The First Amendment implications of non-disclosure rules were thoroughly vetted by the Second Circuit Court of Appeals over a decade ago in connection with national security letters (NSLs), a kind of subpoena used in terrorist investigations. The litigation produced a change in the NSL process so CSPs would not need to initiate litigation to raise First Amendment claims. But significantly, the Court did not criticize the duration of NSL non-disclosure orders, even though such orders are permanent.

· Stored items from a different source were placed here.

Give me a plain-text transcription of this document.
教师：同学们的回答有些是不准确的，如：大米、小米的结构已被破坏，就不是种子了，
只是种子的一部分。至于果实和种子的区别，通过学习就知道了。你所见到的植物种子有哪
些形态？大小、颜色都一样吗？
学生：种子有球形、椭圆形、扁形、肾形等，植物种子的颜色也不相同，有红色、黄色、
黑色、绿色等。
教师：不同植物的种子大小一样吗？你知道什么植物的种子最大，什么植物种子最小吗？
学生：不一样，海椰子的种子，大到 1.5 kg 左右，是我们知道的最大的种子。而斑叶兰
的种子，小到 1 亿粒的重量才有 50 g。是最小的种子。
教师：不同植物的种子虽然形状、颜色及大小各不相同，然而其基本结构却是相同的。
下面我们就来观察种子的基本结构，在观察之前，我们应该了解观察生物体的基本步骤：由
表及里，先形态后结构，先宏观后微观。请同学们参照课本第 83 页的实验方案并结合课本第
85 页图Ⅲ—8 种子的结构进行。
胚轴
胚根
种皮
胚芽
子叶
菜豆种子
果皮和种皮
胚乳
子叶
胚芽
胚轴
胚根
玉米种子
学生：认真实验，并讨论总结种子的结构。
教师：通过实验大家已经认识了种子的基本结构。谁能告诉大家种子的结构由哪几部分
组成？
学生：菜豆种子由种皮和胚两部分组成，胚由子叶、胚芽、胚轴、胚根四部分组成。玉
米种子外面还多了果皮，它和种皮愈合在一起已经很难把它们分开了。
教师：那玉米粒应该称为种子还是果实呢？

The Fourth Amendment Impact of the Non-Disclosure Rule

Despite Microsoft’s Fourth Amendment theory, courts have consistently ruled that CSPs may not raise Fourth Amendment claims on behalf of their subscribers. A CSP served with a court order for subscriber information is just a “witness” to the investigation with a duty to deliver all validly-requested data in its possession. If the investigation leads to a trial, the suspect may raise its own Fourth Amendment objections and have any illegally-obtained evidence thrown out of court.

This legal framework was upheld in two recent cases involving LEA demands on Internet providers for subscriber information. One case in 2012 dismissed a Fourth Amendment motion by Twitter; the other denied a similar claim in 2015 by Facebook.

How CSPs should observe the Non-Disclosure Rule

Only a judge can properly decide how long a criminal investigation should remain confidential because only he or she can objectively assess whether tipping off the suspect would frustrate the investigation. The same issue arises in democracies worldwide, which is why they all impose non-disclosure restrictions similar to the ECPA rule.

The Non-Disclosure Rule has been part of ECPA for 30 years, so it is very late to claim the Rule erodes customer trust. Nevertheless, CSPs should address the issue in their privacy policies. They should announce that although they strongly guard the privacy of subscriber data they deliver such data to third parties as required by law. The message will help preserve customer trust while serving the needs of law enforcement.